Rivers have long been regarded as the drivers of mountain landscape evolution, with hillslopes following suite. In this view, rivers set the rate of base-level change at the bottom of hillslopes that passively adjust their geometry to attain a matching hillslope denudation rate. Hence, most large-scale landscape evolution studies focus on analyzing metrics of the river network, such as normalized river steepness (k_sn). More recently, it has been recognized that k_sn may depend on incision thresholds, a critical shear stress or unit stream power required to erode bedrock, which depend on sediment cover. In this study, we use previously published cosmogenic-nuclide derived erosion rate data from the Northern Andes to investigate how hillslope sediment delivery, controls incision thresholds and the first-order topography of two adjacent mountain ranges with different lithology.

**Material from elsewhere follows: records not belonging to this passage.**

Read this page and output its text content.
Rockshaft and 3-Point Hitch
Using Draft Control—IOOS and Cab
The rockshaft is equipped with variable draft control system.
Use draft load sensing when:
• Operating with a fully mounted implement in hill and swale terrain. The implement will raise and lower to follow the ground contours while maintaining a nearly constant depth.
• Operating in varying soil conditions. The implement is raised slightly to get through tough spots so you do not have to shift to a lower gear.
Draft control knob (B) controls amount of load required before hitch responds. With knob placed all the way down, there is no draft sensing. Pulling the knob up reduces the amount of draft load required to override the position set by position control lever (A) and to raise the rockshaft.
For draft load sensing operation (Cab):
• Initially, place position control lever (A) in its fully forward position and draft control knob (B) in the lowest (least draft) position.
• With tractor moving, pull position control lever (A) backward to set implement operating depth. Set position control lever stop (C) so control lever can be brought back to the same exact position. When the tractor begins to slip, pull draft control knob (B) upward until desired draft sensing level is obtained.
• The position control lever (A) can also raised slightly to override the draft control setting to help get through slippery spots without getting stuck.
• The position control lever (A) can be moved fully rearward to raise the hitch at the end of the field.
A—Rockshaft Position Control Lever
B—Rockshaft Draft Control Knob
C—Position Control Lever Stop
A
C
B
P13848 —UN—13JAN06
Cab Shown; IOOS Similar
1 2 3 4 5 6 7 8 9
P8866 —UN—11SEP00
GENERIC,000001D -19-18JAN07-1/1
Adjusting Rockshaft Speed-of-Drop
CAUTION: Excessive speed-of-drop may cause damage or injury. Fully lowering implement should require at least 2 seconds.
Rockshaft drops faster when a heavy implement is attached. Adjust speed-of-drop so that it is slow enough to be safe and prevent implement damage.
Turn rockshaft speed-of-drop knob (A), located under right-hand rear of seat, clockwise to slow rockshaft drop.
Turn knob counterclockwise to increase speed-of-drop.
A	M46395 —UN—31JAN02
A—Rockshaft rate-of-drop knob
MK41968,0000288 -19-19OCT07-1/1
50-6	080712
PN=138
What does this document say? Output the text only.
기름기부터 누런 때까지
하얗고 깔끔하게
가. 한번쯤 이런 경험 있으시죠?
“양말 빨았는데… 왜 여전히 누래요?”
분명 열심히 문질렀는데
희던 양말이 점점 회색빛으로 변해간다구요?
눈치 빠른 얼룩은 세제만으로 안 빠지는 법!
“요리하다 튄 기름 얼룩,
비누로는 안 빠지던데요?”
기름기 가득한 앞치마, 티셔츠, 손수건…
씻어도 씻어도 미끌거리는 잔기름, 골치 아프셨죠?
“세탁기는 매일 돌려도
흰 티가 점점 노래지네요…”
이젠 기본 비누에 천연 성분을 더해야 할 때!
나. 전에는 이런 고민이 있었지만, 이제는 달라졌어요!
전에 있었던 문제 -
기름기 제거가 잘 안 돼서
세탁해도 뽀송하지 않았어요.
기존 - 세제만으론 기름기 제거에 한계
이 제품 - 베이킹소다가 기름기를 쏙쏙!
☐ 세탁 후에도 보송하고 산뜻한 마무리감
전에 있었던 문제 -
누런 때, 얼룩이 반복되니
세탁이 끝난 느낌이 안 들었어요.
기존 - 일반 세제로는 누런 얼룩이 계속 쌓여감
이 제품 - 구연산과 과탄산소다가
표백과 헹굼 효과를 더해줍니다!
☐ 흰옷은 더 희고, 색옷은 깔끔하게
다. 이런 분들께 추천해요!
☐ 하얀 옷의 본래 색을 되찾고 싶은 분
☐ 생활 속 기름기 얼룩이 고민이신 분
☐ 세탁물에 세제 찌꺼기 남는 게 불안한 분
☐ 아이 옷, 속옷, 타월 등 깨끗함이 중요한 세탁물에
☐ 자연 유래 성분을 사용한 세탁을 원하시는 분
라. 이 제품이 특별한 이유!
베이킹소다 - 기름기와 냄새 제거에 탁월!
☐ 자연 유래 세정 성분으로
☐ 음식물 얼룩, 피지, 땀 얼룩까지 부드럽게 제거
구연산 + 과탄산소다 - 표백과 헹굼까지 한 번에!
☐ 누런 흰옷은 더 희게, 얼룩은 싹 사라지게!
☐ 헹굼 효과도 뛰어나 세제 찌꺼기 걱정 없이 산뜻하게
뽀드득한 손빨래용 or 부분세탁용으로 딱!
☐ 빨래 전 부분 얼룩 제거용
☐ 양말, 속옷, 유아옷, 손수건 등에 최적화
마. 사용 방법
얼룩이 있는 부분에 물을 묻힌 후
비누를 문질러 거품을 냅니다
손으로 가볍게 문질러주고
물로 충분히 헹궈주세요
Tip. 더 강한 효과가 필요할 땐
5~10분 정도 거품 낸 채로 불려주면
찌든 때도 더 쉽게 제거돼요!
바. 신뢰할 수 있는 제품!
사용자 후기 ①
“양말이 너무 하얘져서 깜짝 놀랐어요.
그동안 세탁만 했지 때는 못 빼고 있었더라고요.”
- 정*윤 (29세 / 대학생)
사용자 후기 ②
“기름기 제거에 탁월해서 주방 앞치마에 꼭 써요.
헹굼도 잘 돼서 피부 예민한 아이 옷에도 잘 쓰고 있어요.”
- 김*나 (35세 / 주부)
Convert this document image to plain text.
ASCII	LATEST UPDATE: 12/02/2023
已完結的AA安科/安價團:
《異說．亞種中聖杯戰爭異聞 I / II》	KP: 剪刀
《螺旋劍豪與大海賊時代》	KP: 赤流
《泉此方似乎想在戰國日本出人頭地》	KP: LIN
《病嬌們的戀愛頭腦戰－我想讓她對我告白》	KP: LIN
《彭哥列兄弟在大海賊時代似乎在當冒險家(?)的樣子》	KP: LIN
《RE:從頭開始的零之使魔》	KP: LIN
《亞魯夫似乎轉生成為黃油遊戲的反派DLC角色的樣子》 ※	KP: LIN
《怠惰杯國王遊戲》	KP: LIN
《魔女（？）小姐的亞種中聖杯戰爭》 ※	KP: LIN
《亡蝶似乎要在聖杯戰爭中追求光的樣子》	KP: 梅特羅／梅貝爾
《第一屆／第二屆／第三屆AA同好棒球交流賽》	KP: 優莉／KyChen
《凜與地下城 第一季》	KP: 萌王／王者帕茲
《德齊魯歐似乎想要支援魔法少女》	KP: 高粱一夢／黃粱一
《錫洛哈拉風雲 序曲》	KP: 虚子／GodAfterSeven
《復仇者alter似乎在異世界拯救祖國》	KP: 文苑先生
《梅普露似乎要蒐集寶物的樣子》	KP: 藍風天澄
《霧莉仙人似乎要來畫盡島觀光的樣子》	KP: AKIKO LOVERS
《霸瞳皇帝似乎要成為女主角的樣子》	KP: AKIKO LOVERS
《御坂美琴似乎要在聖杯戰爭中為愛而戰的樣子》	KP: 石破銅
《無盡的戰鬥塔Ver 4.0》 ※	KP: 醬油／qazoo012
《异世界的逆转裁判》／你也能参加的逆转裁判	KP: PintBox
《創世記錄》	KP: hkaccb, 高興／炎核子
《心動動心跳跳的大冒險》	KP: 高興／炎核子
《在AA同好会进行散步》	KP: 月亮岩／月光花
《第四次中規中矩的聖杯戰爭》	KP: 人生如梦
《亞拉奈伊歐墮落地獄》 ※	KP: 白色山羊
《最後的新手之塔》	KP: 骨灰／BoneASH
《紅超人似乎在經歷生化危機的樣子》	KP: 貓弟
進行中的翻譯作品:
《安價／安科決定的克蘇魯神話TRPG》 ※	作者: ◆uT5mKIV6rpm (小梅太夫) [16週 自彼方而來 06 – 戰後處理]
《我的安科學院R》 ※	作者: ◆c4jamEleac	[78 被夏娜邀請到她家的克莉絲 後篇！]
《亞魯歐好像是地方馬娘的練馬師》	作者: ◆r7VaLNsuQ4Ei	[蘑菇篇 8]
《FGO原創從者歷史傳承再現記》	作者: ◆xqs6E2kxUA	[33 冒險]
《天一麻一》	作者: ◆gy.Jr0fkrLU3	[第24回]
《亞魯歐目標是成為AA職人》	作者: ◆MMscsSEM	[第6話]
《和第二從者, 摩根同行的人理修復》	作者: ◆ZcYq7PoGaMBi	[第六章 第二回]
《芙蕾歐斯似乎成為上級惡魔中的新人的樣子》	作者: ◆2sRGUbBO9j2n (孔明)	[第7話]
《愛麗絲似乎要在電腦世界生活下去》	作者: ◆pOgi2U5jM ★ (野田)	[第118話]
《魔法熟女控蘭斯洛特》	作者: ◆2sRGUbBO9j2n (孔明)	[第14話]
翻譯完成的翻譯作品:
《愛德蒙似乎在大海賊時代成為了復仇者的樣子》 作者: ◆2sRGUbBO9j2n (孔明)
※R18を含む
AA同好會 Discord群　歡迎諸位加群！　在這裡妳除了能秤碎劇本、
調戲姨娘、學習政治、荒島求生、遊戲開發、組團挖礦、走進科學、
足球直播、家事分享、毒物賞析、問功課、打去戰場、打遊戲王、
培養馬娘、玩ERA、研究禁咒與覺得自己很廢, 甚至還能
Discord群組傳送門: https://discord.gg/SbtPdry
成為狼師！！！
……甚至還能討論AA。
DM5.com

Our results suggest that the exponent of the power law between k_sn and erosion rate, which we refer to as topographic insensitivity, is twice as high in the sedimentary rock-dominated Eastern Cordillera compared to the crystalline rock-dominated Central Cordillera. This generally means that in the Eastern Cordillera, spatial differences in erosion rate, e.g. induced by tectonic gradients, will only result in minor differences of river steepness compared to the Central Cordillera. We use river width measurements, discharge data, and channel grain size data to constrain a stochastic threshold incision model. Our results indicate that the difference in the erosion rate- k_sn relationship can be explained by a 26 times higher incision threshold in the Eastern Cordillera. This difference in topographic insensitivity caused by incision thresholds cannot solely be explained by factors such as discharge variability, river width to discharge scaling, or channel grain size. However, we find a significantly higher landsliding frequency in the Eastern Cordillera that causes transient channel covering and damming, leading to a lower sensitivity of k_sn to erosion rate. These findings highlight how hillslope-controlled sediment delivery can modify the stream response to tectonic uplift and exhibit a first-order control on the landscape evolution of adjacent mountain ranges.